À l’approche d’Halloween, les terrasses allument des citrouilles de pacotille ; sur la corniche, la lumière s’arrête net au bord des dalles. Au-delà commence l’inventaire des ombres. C’est précisément dans ce clair-obscur de fin octobre — quand l’œil fatigue plus vite et que la mer parle plus fort — que reviennent les “femmes de l’eau”, ces silhouettes qu’on prête à la houle pour tenir les imprudents loin des rochers.
Le sauveteur, K-Way sur le dos, compte les secondes entre deux lames. Les soirs d’Halloween, dit-il, la foule s’attarde davantage et les défis nocturnes se multiplient. La légende lui sert de barrière douce : « n’approche pas, la sirène t’appelle » marche parfois mieux qu’un pictogramme. Sa règle est simple, sans romantisme : ramener à la lumière ceux qu’attirent les vasques noires.
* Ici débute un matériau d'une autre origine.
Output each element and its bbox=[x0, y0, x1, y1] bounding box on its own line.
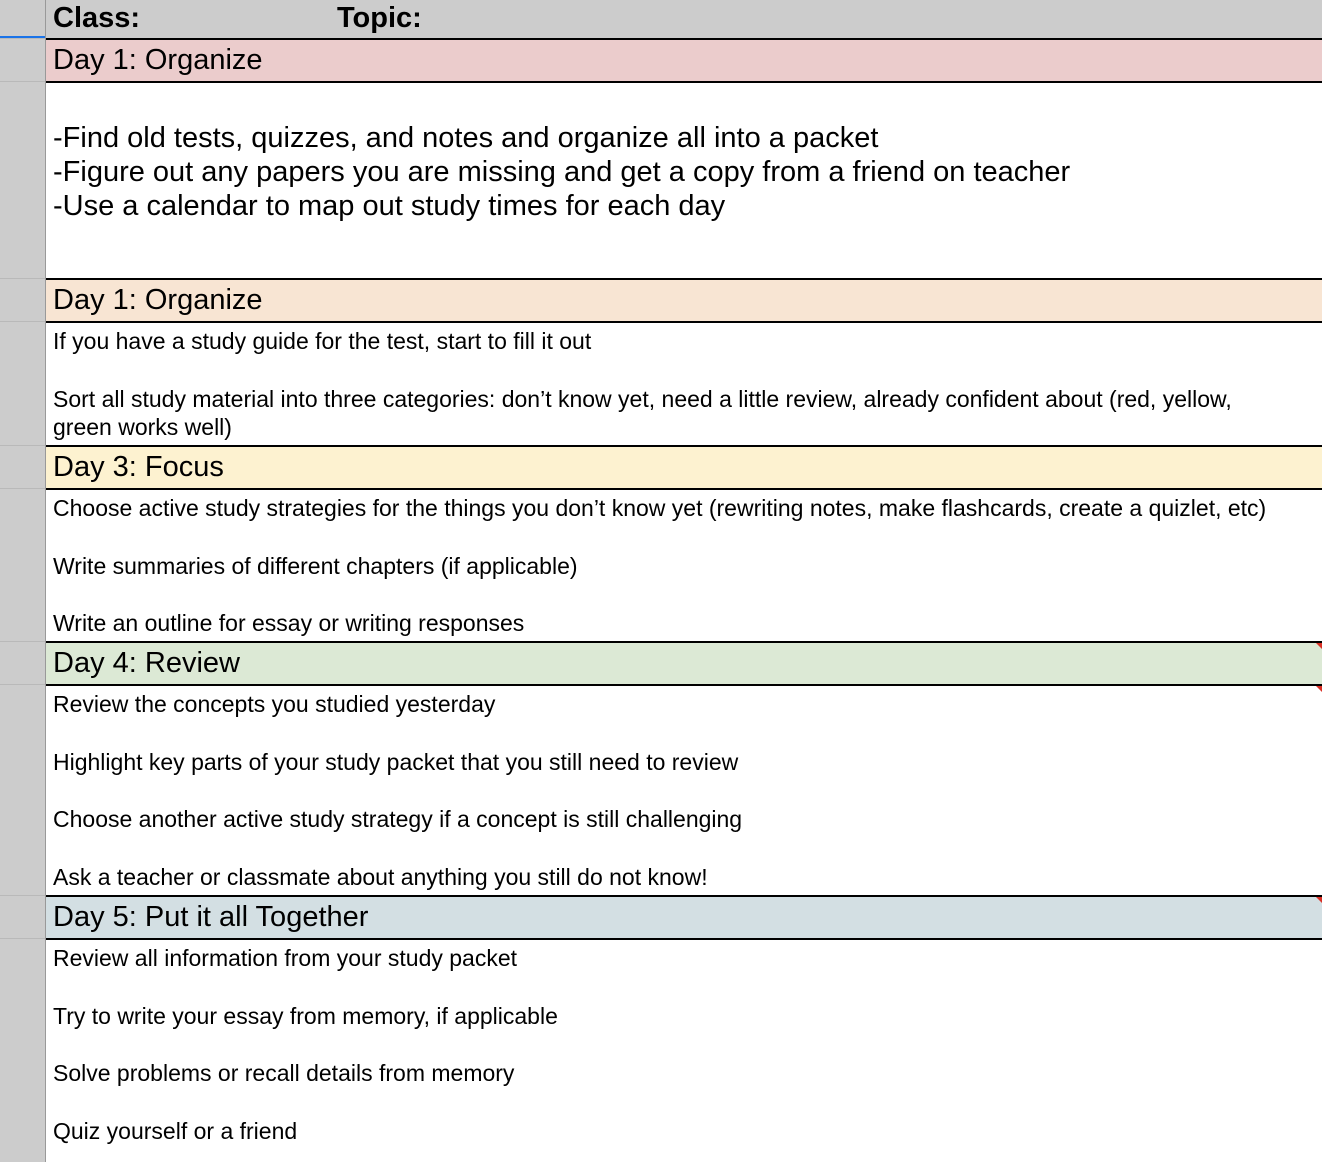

Le pêcheur, lui, connaît le répertoire par cœur. En octobre, quand l’air se rafraîchit et que la mer change d’angle, les entailles de la côte deviennent bavardes. La rumeur de grotte passe pour une voix ; un paquet d’algues ressemble à une chevelure. Il ne sourit pas des histoires : il en retient l’usage. On évite la “Dalle qui appelle” les nuits sans lune ; on tient les enfants au quai quand le vent s’engouffre. La fête importée prête un décor ; la prudence, elle, ne se déguise pas.
La biologiste déplie les explications sans les opposer au mythe : bioluminescence qui ourle d’un trait bleu la nage d’un corps, mirages thermiques à l’horizon, reflets de bulbes sur des bulles de surface. En fin d’octobre, la combinaison de fraîcheur, d’humidité et de contrastes lumineux accentue ces illusions. Halloween n’invente rien ; il synchronise simplement le regard de la ville avec une saison propice aux erreurs de perception.
Le concierge de corniche, peu enclin aux grands mots, admet qu’il “noircit” parfois le récit ces soirs-là : « Ici, la femme souffle ; là, elle prend par les chevilles. » C’est sa façon de tenir une ligne quand les bandes jaunes ne suffisent pas et que les lampions d’Halloween poussent les curieux à s’avancer d’un pas de trop. On peut appeler cela manipulation ; lui y voit un service rendu au rivage.
La nuit épaissit. Entre deux lanternes, une vasque disparaît sous un coup de mer. On croit entendre un appel, puis la phrase s’éteint : simple surpression d’air dans une faille. C’est tout le mécanisme d’Halloween qui se joue ici, mais au réel : un décor, des signes, un frisson — et, si l’écriture est honnête, une injonction claire. La “sirène” n’est pas un personnage ; c’est un nom donné à la limite. Elle n’engloutit personne ; elle retient, une seconde, le pas du promeneur. Cette seconde suffit souvent à sauver.
On aurait tort d’opposer folklore et précision. Pour un papier d’Halloween, la juste mesure consiste à décrire les lieux — dalles qui s’effacent d’un coup à Batroun, corniche qui amplifie le ressac à Ras Beyrouth, entailles sonores vers Chekka — puis à laisser à la figure son rôle de pédagogie. Le mythe, ici, n’est pas une fable ; c’est un protocole. Il rappelle qu’on ne pose pas un pied de trop quand la mer monte, qu’on garde la main d’un enfant, qu’on rentre quand les lanternes s’allument.
Au bout du quai, les citrouilles de plastique vacillent dans le vent. La mer continue sa phrase, indifférente au calendrier. On n’a pas vu de sirène — seulement la côte telle qu’elle va, et des gens qui la tiennent. Pour un soir d’Halloween, c’est suffisant : le frisson a servi à quelque chose.